Most of the suggested modifications from the FDA involve decentralized and remote trial coordination, taking advantage of tools like telemedicine, or using a patient’s local facility for laboratory investigations. Some study teams have bought and shipped protective equipment to personnel at clinical trial sites, secured special permits where necessary for trial participants to leave their homes for medical visits, and arranged their private transportation to avoid public buses.
Regulatory effects
Clinical trials already pose unique legal issues between the myriad of regulations they must navigate and the way these regulations intersect with patent law. Decentralized clinical trials raise concerns about things like data collection but may also illustrate the need to reevaluate if regulations are necessary. Regulatory authorities have been rather accommodating for ongoing clinical trials, poking holes in the necessity of some typically mandated practices. In a podcast from Foley and Lardner LLP, Laurie Halloran, founder of Halloran Consulting Group, gives an example of such a case. There is something called a six-minute walk test. Patients often travel great distances to have someone who is “qualified” watch them walk for six minutes across a straight line in order to define that the trial product is making the patient better. Halloran explains we are now in a situation where things like this can be done remotely and posits that maybe regardless of a pandemic, they should continue to be done this way.
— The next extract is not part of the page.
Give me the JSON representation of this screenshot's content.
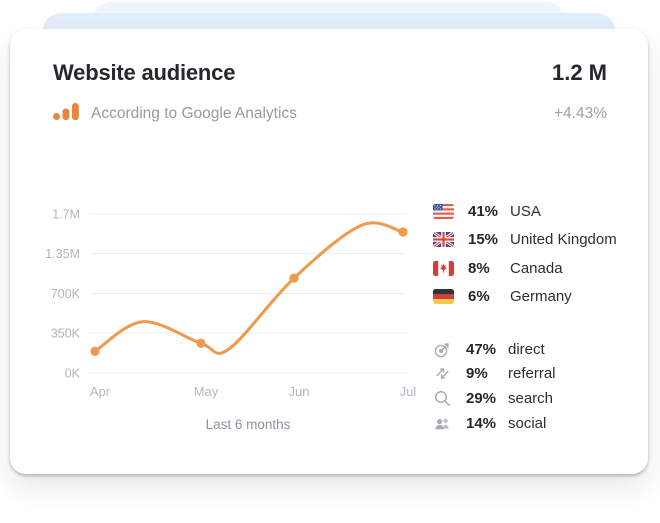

It’s only natural to question the status quo during unprecedented times like these. While the FDA as a whole is certainly a worthwhile agency, the recent amendments to drug trial rules beg the question of necessity. As of now, this policy of relaxed trial rules from the FDA remains in effect “only for the duration of the public health emergency related to COVID-19 declared by the Secretary of Health and Human Services.” However, if the FDA can be flexible during a pandemic, then that is arguably all the more reason to maintain those relaxed drug trial rules post-pandemic.
The primary benefit of maintaining these relaxed rules is efficiency. Most of the suggested modifications from the FDA involve decentralized and remote trial coordination, which is more efficient and economical since researches do not have to work within patients’ travel schedules. Efficiency is critical in any business, but especially in situations where patients are waiting for life-saving treatments. Inefficiencies may even cost lives because people die from diseases that might be treatable. Efficiency and necessity ought to be key considerations for regulators in a post-pandemic world.
Data Concerns and Long-Term Impact
The COVID-19 outbreak poses both obvious and more subtle data challenges. Trial participants who become infected with COVID-19 make it harder for researchers to pick up signals of benefit or to disentangle the negative side effects of the experimental treatment. Less obvious effects on data may be the result of stay-at-home orders affecting the day-to-day lives of participants. For example, the results of HIV prevention trials depend, in part, on participants’ risk of contracting the virus. Social distancing orders that limit intimacy might change that underlying risk. COVID-19 mitigation efforts interfere with all aspects of a successful clinical trial: efficient accrual and randomization, intervention adherence and delivery, and outcome collection. Accounting for these effects and doing so remotely are challenges for researchers. However, post-pandemic, it should remain within researchers’ discretion as to when in-person visits are necessary to overcome these data challenges rather than be mandated by the FDA.
Legal professionals and researchers in the field are optimistic. One cancer researcher believes hybrid clinical trial models incorporating decentralized components can increase efficiency. Diane Bourque, an attorney whose practice focuses on clinical research, believes a great deal of good can come from the changes made during the COVID-19 outbreak. All in all, despite some of the incredible barriers that COVID-19 has posed for researchers and clinical trial participants, the show goes on.